İhsan: Sana kaç tane talip getirdik, hiçbirini beğenmedin. Bakkal Salim'in oğlu çok iyiydi mesela.
Çiğdem: İyi olup olmaması umurumda değil, çünkü evlenmek istemiyorum. Bunu çok istediğinizi biliyorum; ama ben sizin, sürekli peşimde koşturduğunuz o küçük kız değilim artık.
İhsan: Bana göre öylesin. Sadece senin mutluluğunu düşünüyorum.
Çiğdem: Bana gelene kadar 3 kızın daha var, onlarla ilgilen... Biliyorum benim mutluluğumu görmek istediğini, ama ben çok mutluyum... İnan bana... Neyse, benim gitmem lazım... Gidebilir miyim?
(Çiğdem salondan çıkarken annesinin sesini duyar.)

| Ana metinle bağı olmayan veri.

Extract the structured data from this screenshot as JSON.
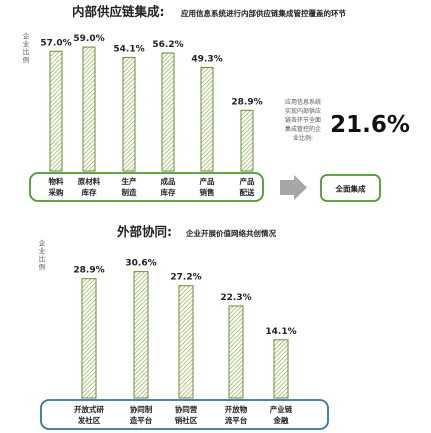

Zeliha: Babana ne dikleniyorsun horoz gibi? Bilmez misin onu, hemen kalbine iner.
Çiğdem: Elalemin babası kızı yuvadan uçmasın diye çırpınır, benimki ısrar ediyor sürekli.
Melek: Evde kaldı işte, kabul etsin babam da.
Çiğdem: Sen sussana kız kurusu.
Zeliha: Şşş, nasıl konuşuyorsun ablanla?
(Tam o sırada komşuları Hayriye, kafasını içeriye uzatır.)
Hayriye: Kız, hala ayarlamadınız mı sandalyeleri? Reşat sabahtan beri başımın etini yiyor. İki sandalyeyi getiremiyor musunuz? Hadi!
Zeliha: Tamam kız, ne bu acele?
Hayriye: İstanbul’lardan oğlum gelecek, onun gelişini en iyi şekilde kutlamak istiyoruz. Çabuk olun.
Zeliha: (Hayriye gittikten sonra) Bunlar da ne sabırsız çıktı? Oğlu gelecek diye tüm köyü ayağa kaldırdı.
Nisa: Çocuk mu?
Melek: İstanbul mu?
Nisa: Yakışıklı mı peki? Böyle mavi gözlü, sarı saçlı falan.
Melek: Kasları var mı? Boyu, posu, endamı yerinde mi?
Çiğdem: Niye bu kadar endişeleniyorsunuz ki? Yoksa size aşık olur diye mi endişelendiniz?
Melek: Sen bir sussana.
Iraz: Sizin de aklınız fikriniz evlenmekte, hadi gidelim.
(Kadınlar dışarıya çıkarken Çiğdem'in aklı babasındadır.)
Iraz: Hadi, yürü sen de Çiğdem. Babam seni seviyor, o yüzden o kadar baskı yapıyor. Bizi de az bıktırmamıştı zamanında.
Çiğdem: Onu da anlıyorum, ama o beni anlayamıyor.
Iraz: Merak etme, ben seni anlıyorum. Neyse, çabuk gidelim; yoksa annem bacaklarımızı kıracak.
(O sırada genç bir adam, Iraz'a gelmesi için işaret yapar.)
Iraz: Ne yapıyorsun sen burada? Ya annem seni görseydi.
Umut: Dayanamadım senin yokluğuna, ne yapayım?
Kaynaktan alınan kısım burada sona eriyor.